AAA. Nunca foram carreados para os autos factos que permitissem ilidir esta presunção.
BBB. Incumbe a quem pretenda ilidir a presunção legal, fazer prova em contrário.
CCC. Pelo que, mal andou o tribunal a quo quando no despacho em crise, em violação de presunção legal supra referida decidiu (sublinhado nosso):
“no que atende aos demais bens identificados no exame pericial de fls. 6882 e tendo presente que, não obstante o afirmado, quer pelas testemunhas como pela requerente mulher, certo é que nenhuma prova foi adiantada que se afigure como suficiente para que seja concluído que os requerentes são os legítimos proprietários de tais objectos. Isto é, para além de não terem sido declarados os rendimentos de tal actividade, como já se salientou, há que frisar que estes bens foram encontrados num local diverso daquele onde a requerente mulher desenvolvia a sua actividade comercial e outrossim, como a mesma afirmou, para serem ocultados de uma eventual busca policial.
Nesta medida e porque a mera detenção não equivale à prova de propriedade legítima, e nenhuma outra foi produzida, importa indeferir o requerido.
no que tange às quantias monetárias apreendidas, a que se alude no auto de apreensão de fls. 2874 e 2875, importa atender que, convocando as regras de experiência comum, não se afigura curial a recolha de tal quantidade monetária num local que mais não é do que uma oficina de trabalho, que não apresenta condições de segurança para além do mínimo, isto é uma porta com uma fechadura. Outrossim, as mesmas regras antes aludidas ensinam-nos que tal quantia em dinheiro é guardada em cofres e/ou levada a depósito em instituições de crédito.

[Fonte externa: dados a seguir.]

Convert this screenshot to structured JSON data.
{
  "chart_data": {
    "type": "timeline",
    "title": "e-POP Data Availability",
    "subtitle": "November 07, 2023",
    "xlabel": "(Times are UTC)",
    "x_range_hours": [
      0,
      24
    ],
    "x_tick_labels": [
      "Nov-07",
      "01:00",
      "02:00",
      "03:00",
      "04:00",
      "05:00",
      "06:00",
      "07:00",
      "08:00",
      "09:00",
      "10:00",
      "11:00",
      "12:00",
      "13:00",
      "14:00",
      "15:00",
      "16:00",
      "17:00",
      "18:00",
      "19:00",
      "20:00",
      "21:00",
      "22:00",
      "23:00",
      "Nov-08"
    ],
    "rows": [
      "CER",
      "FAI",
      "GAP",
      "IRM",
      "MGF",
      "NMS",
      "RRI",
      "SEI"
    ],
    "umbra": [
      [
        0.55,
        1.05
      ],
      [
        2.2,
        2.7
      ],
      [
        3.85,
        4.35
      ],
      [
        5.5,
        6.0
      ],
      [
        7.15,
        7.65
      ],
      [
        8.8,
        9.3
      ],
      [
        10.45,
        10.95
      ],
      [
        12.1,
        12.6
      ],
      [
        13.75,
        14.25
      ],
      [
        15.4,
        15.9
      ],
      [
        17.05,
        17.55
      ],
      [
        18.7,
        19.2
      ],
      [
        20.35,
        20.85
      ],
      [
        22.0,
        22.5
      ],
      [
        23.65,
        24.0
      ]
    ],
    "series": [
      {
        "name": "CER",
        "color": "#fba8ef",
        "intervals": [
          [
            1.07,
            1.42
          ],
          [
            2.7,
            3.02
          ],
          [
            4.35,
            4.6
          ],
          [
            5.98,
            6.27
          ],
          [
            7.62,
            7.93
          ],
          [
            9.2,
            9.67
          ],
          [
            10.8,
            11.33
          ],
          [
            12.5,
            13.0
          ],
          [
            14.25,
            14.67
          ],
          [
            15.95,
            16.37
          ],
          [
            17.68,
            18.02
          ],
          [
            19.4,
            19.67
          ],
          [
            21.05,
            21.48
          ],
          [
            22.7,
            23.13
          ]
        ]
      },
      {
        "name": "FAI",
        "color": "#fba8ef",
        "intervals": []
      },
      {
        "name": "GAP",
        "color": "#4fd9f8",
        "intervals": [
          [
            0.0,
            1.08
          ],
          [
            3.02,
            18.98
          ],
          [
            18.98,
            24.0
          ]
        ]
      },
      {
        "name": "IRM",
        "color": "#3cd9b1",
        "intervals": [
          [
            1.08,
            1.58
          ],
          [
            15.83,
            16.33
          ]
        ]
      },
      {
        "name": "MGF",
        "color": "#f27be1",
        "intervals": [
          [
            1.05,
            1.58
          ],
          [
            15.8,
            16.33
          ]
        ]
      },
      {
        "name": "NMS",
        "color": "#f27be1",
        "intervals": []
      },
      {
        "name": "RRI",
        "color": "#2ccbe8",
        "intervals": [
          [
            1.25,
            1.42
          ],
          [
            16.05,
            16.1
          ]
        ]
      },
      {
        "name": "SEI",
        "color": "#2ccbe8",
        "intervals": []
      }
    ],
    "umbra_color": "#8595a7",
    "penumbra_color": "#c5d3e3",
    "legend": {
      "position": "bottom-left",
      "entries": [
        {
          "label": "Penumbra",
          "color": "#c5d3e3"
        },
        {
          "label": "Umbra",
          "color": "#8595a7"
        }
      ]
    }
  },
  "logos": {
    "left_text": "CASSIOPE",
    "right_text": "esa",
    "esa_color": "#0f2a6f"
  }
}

Ora, no caso em apreço tal não aconteceu. Veio, neste incidente, a requerente mulher dar conta de que tal quantia monetária lhe pertencia, como fruto do rendimento do seu trabalho e que ali se encontrava para evitar a respectiva apreensão por autoridade policial.
Teremos, assim, que concluir que não foi feita prova pelos requerentes de que tais quantias monetárias que foram apreendidas nos termos que se dá conta a fls. 2875 e 2875 e cuja entrega vêm solicitar são, por um lado, o rendimento da actividade comercial empreendida pela requerente mulher nem mesmo que são os requerentes os legítimos proprietários de tais quantias em dinheiro. Vale tudo por dizer que, no que concerne com estes valores, terá de improceder o requerido.”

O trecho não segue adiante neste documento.